Earlier, he represented Claiborne Parish in the state Louisiana House of Representatives from 1940 to 1948. When he left the House, the seat was taken by John Sidney Garrett of Haynesville, in northern Claiborne Parish, who twenty years later would serve a term as Speaker. In 1959, Rainach unsuccessfully sought the Democratic gubernatorial nomination, then equivalent to election in Louisiana at a time when few Republicans bothered to contest elections.
==Adoption and early years==
Rainach was born as William Odom in Kentwood, a rural town in Tangipahoa Parish, east of Baton Rouge. His mother died in the influenza epidemic of 1917, when Rainach was four. His father placed Rainach and three other sons in the Baptist orphanage in Lake Charles. He and a foster sister, Leona Aron Rainach, were then adopted by Mr. and Mrs. Albert M. Rainach of Summerfield.

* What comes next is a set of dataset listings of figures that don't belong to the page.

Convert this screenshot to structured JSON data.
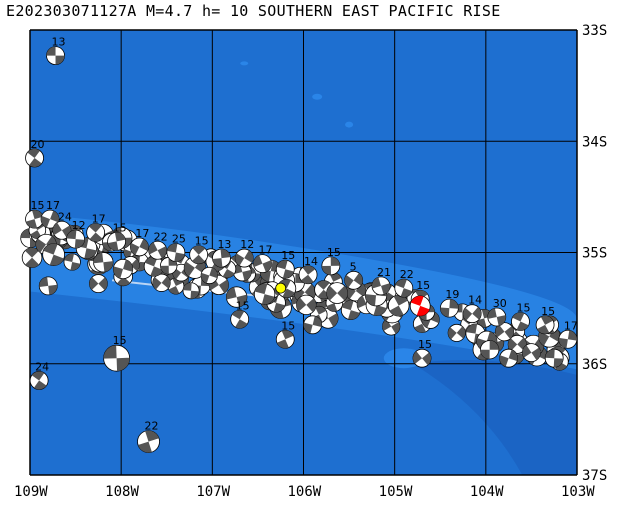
{
  "title": "E202303071127A M=4.7 h= 10 SOUTHERN EAST PACIFIC RISE",
  "colors": {
    "ocean": "#1e6fd0",
    "shallow": "#2a85e8",
    "deep": "#1a62c0",
    "ridge": "#2f8ff0",
    "grid": "#000000",
    "epicenter": "#ffff00",
    "target_beachball": "#ff0000",
    "beachball_dark": "#555555",
    "beachball_light": "#ffffff"
  },
  "lon_labels": [
    "109W",
    "108W",
    "107W",
    "106W",
    "105W",
    "104W",
    "103W"
  ],
  "lat_labels": [
    "33S",
    "34S",
    "35S",
    "36S",
    "37S"
  ],
  "extent": {
    "lon_min": -109,
    "lon_max": -103,
    "lat_min": -37,
    "lat_max": -33
  },
  "epicenter": {
    "lon": -106.25,
    "lat": -35.32
  },
  "target_event": {
    "lon": -104.72,
    "lat": -35.48
  },
  "mechanisms": [
    {
      "lon": -108.72,
      "lat": -33.23,
      "mag": "13"
    },
    {
      "lon": -108.95,
      "lat": -34.15,
      "mag": "20"
    },
    {
      "lon": -108.95,
      "lat": -34.7,
      "mag": "15"
    },
    {
      "lon": -108.78,
      "lat": -34.7,
      "mag": "17"
    },
    {
      "lon": -108.65,
      "lat": -34.8,
      "mag": "24"
    },
    {
      "lon": -108.5,
      "lat": -34.88,
      "mag": "12"
    },
    {
      "lon": -108.28,
      "lat": -34.82,
      "mag": "17"
    },
    {
      "lon": -108.05,
      "lat": -34.9,
      "mag": "15"
    },
    {
      "lon": -107.8,
      "lat": -34.95,
      "mag": "17"
    },
    {
      "lon": -107.6,
      "lat": -34.98,
      "mag": "22"
    },
    {
      "lon": -107.4,
      "lat": -35.0,
      "mag": "25"
    },
    {
      "lon": -107.15,
      "lat": -35.02,
      "mag": "15"
    },
    {
      "lon": -106.9,
      "lat": -35.05,
      "mag": "13"
    },
    {
      "lon": -106.65,
      "lat": -35.05,
      "mag": "12"
    },
    {
      "lon": -106.45,
      "lat": -35.1,
      "mag": "17"
    },
    {
      "lon": -106.2,
      "lat": -35.15,
      "mag": "15"
    },
    {
      "lon": -105.95,
      "lat": -35.2,
      "mag": "14"
    },
    {
      "lon": -105.7,
      "lat": -35.12,
      "mag": "15"
    },
    {
      "lon": -105.45,
      "lat": -35.25,
      "mag": "5"
    },
    {
      "lon": -105.15,
      "lat": -35.3,
      "mag": "21"
    },
    {
      "lon": -104.9,
      "lat": -35.32,
      "mag": "22"
    },
    {
      "lon": -104.72,
      "lat": -35.42,
      "mag": "15"
    },
    {
      "lon": -104.4,
      "lat": -35.5,
      "mag": "19"
    },
    {
      "lon": -104.15,
      "lat": -35.55,
      "mag": "14"
    },
    {
      "lon": -103.88,
      "lat": -35.58,
      "mag": "30"
    },
    {
      "lon": -103.62,
      "lat": -35.62,
      "mag": "15"
    },
    {
      "lon": -103.35,
      "lat": -35.65,
      "mag": "15"
    },
    {
      "lon": -103.1,
      "lat": -35.78,
      "mag": "17"
    },
    {
      "lon": -108.25,
      "lat": -35.28,
      "mag": ""
    },
    {
      "lon": -108.8,
      "lat": -35.3,
      "mag": ""
    },
    {
      "lon": -106.7,
      "lat": -35.6,
      "mag": "15"
    },
    {
      "lon": -106.2,
      "lat": -35.78,
      "mag": "15"
    },
    {
      "lon": -105.9,
      "lat": -35.65,
      "mag": ""
    },
    {
      "lon": -104.7,
      "lat": -35.95,
      "mag": "15"
    },
    {
      "lon": -108.05,
      "lat": -35.95,
      "mag": "15"
    },
    {
      "lon": -108.9,
      "lat": -36.15,
      "mag": "24"
    },
    {
      "lon": -107.7,
      "lat": -36.7,
      "mag": "22"
    },
    {
      "lon": -103.75,
      "lat": -35.95,
      "mag": ""
    },
    {
      "lon": -103.5,
      "lat": -35.9,
      "mag": ""
    },
    {
      "lon": -103.25,
      "lat": -35.95,
      "mag": ""
    }
  ]
}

He was such an excellent primary student that he completed grades one through four in two years. He graduated from Summerfield High School and attended from 1932 to 1933 Southern Arkansas University (then Southern State College) in Magnolia in Columbia County, Arkansas. He attended Strayer's Business College in Washington, D.C., from 1935 to 1936, when he also worked for the United States government. Thereafter, he attended Louisiana State University in Baton Rouge, but there is no record in ''A Dictionary of Louisiana Biography'' as to whether he graduated.
Rainach wanted to be a baseball player, but in 1924, he was struck by a bat and later lost his sight in one eye because of the injury. Coincidentally, one of his 1959 political rivals, Bill Dodd, did achieve his own goal of playing semi-professional baseball for a time.
In 1939, Rainach organized the Claiborne Electric Cooperative, Inc., based in Homer, which brought the first electricity to farms in northwest Louisiana. He founded Claiborne Butane in Homer in 1945 and was the company president from 1948 to 1977. In 1967, he became the president of the Arcadia Butane Co., Inc., in Arcadia, the seat of government of Bienville Parish. The Rainachs lived on a farm near Summerfield.